The volume of a sphere is a three-dimensional measure of how much space it occupies. Spheres are perfectly round, and their volume is calculated via a precise geometric formula. This formula is expressed as:

• \( V = \frac{4}{3}\pi r^3 \)

Here, \( V \) stands for volume, \( r \) is the radius of the sphere, and \( \pi \) is a mathematical constant approximately equal to 3.14159. When calculating the volume of a sphere, it is crucial to remember that all dimensions must be in consistent units, typically meters in practical applications.

The formula shows that the volume is directly related to the cube of the radius (\( r^3 \) ), which means the volume grows rapidly as the radius increases. This is especially important in related rates problems, where the radius changes over time.

Differentiation is a fundamental concept in calculus that deals with computing derivatives. It is the method used to find the rate at which a quantity changes. For the volume of a sphere, we're interested in how quickly the volume changes as the radius changes.

• The derivative with respect to time, \( \frac{dV}{dt} \), tells us how the volume changes over time.
• When differentiating the volume \( V = \frac{4}{3}\pi r^3 \), we use rules such as the power rule and the chain rule to find the derivative of the volume concerning time.

Differentiation is essential because it allows us to make predictions and understand the dynamics of the volume as the sphere grows.

The chain rule is a critical tool used in differentiation when dealing with composite functions.

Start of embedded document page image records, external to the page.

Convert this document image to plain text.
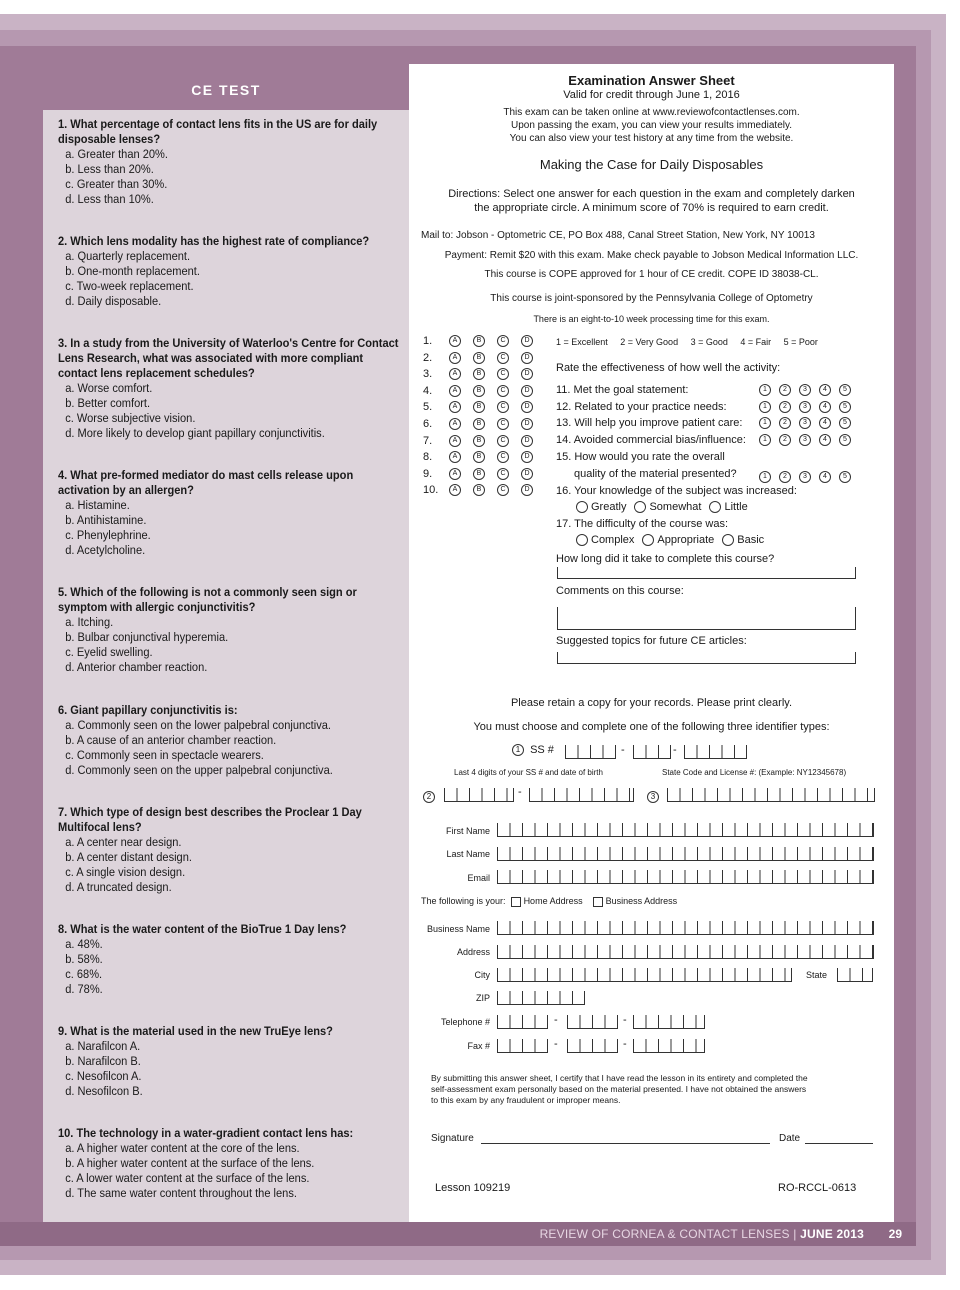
CE TEST
1. What percentage of contact lens fits in the US are for daily disposable lenses?
a. Greater than 20%.
b. Less than 20%.
c. Greater than 30%.
d. Less than 10%.
2. Which lens modality has the highest rate of compliance?
a. Quarterly replacement.
b. One-month replacement.
c. Two-week replacement.
d. Daily disposable.
3. In a study from the University of Waterloo's Centre for Contact Lens Research, what was associated with more compliant contact lens replacement schedules?
a. Worse comfort.
b. Better comfort.
c. Worse subjective vision.
d. More likely to develop giant papillary conjunctivitis.
4. What pre-formed mediator do mast cells release upon activation by an allergen?
a. Histamine.
b. Antihistamine.
c. Phenylephrine.
d. Acetylcholine.
5. Which of the following is not a commonly seen sign or symptom with allergic conjunctivitis?
a. Itching.
b. Bulbar conjunctival hyperemia.
c. Eyelid swelling.
d. Anterior chamber reaction.
6. Giant papillary conjunctivitis is:
a. Commonly seen on the lower palpebral conjunctiva.
b. A cause of an anterior chamber reaction.
c. Commonly seen in spectacle wearers.
d. Commonly seen on the upper palpebral conjunctiva.
7. Which type of design best describes the Proclear 1 Day Multifocal lens?
a. A center near design.
b. A center distant design.
c. A single vision design.
d. A truncated design.
8. What is the water content of the BioTrue 1 Day lens?
a. 48%.
b. 58%.
c. 68%.
d. 78%.
9. What is the material used in the new TruEye lens?
a. Narafilcon A.
b. Narafilcon B.
c. Nesofilcon A.
d. Nesofilcon B.
10. The technology in a water-gradient contact lens has:
a. A higher water content at the core of the lens.
b. A higher water content at the surface of the lens.
c. A lower water content at the surface of the lens.
d. The same water content throughout the lens.
Examination Answer Sheet
Valid for credit through June 1, 2016
This exam can be taken online at www.reviewofcontactlenses.com.
Upon passing the exam, you can view your results immediately.
You can also view your test history at any time from the website.
Making the Case for Daily Disposables
Directions: Select one answer for each question in the exam and completely darken
the appropriate circle. A minimum score of 70% is required to earn credit.
Mail to: Jobson - Optometric CE, PO Box 488, Canal Street Station, New York, NY 10013
Payment: Remit $20 with this exam. Make check payable to Jobson Medical Information LLC.
This course is COPE approved for 1 hour of CE credit. COPE ID 38038-CL.
This course is joint-sponsored by the Pennsylvania College of Optometry
There is an eight-to-10 week processing time for this exam.
1.	A	B	C	D
2.	A	B	C	D
3.	A	B	C	D
4.	A	B	C	D
5.	A	B	C	D
6.	A	B	C	D
7.	A	B	C	D
8.	A	B	C	D
9.	A	B	C	D
10. A	B	C	D
1 = Excellent     2 = Very Good     3 = Good     4 = Fair     5 = Poor
Rate the effectiveness of how well the activity:
11. Met the goal statement:	1 2 3 4 5
12. Related to your practice needs:	1 2 3 4 5
13. Will help you improve patient care:	1 2 3 4 5
14. Avoided commercial bias/influence: 1 2 3 4 5
15. How would you rate the overall
quality of the material presented?	1 2 3 4 5
16. Your knowledge of the subject was increased:
Greatly Somewhat Little
17. The difficulty of the course was:
Complex Appropriate Basic
How long did it take to complete this course?
Comments on this course:
Suggested topics for future CE articles:
Please retain a copy for your records. Please print clearly.
You must choose and complete one of the following three identifier types:
1 SS #	-	-
Last 4 digits of your SS # and date of birth	State Code and License #: (Example: NY12345678)
2	-	3
First Name
Last Name
Email
The following is your: Home Address	Business Address
Business Name
Address
City	State
ZIP
Telephone #	-	-
Fax #	-	-
By submitting this answer sheet, I certify that I have read the lesson in its entirety and completed the
self-assessment exam personally based on the material presented. I have not obtained the answers
to this exam by any fraudulent or improper means.
Signature	Date
Lesson 109219	RO-RCCL-0613
REVIEW OF CORNEA & CONTACT LENSES | JUNE 2013 29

In our problem, the volume \( V = \frac{4}{3}\pi r^3 \) is dependent on the radius \( r \), which itself can change with time.

When using the chain rule, we differentiate step by step. First, differentiate \( r^3 \) to get \( 3r^2 \), then multiply by the derivative of \( r \) concerning time, \( \frac{dr}{dt} \). Therefore, applying the chain rule to differentiate \( V \) with respect to time gives:

• \( \frac{dV}{dt} = 4\pi r^2 \frac{dr}{dt} \)

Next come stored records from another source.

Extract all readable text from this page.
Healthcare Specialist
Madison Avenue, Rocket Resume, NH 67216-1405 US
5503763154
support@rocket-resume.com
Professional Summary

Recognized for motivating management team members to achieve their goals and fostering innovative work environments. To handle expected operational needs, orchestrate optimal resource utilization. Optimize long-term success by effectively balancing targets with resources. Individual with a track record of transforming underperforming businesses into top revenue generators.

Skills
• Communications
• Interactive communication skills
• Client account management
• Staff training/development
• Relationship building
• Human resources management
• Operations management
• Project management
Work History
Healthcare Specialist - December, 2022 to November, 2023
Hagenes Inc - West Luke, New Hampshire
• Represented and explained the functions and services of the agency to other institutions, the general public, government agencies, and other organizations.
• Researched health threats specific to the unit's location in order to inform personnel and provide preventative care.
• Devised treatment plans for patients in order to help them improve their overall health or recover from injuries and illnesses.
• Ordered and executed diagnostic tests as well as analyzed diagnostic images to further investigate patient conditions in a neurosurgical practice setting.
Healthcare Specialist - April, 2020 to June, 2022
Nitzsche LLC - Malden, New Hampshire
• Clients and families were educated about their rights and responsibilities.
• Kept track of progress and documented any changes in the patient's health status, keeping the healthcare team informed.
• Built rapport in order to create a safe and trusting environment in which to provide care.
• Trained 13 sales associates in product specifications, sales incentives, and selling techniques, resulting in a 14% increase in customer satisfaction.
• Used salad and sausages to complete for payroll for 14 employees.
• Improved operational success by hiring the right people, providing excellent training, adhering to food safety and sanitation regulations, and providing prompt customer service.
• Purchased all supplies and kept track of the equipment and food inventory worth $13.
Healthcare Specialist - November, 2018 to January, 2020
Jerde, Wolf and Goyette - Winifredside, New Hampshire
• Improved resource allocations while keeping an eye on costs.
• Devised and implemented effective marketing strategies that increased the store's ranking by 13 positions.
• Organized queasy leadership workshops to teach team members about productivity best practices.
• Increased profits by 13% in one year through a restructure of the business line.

This equation helps us link the rate of change of volume to the rate of change of the radius, explaining how these two rates are related.

The concept of rate of change refers to how a quantity changes over time. For a sphere, this could mean how its volume increases as the radius expands. In the problem, we know \( \frac{dr}{dt} = 1 \) m/sec, meaning the radius is increasing steadily.

We aim to find \( \frac{dV}{dt} \), the rate at which the volume increases when the radius is 20 meters. Using the relationship:

• \( \frac{dV}{dt} = 4\pi r^2 \frac{dr}{dt} \)

Substituting \( r = 20 \) m and \( \frac{dr}{dt} = 1 \) m/sec shows us the rate at which the volume changes at that moment. Thus, the calculation becomes:

• \( \frac{dV}{dt} = 4\pi (20)^2 \times 1 = 1600 \pi \)

Finally, converting \( 1600 \pi \) cubic meters per second gives approximately 5026.55 cubic meters per second. This tells us how fast the sphere's volume grows at precisely that radius size.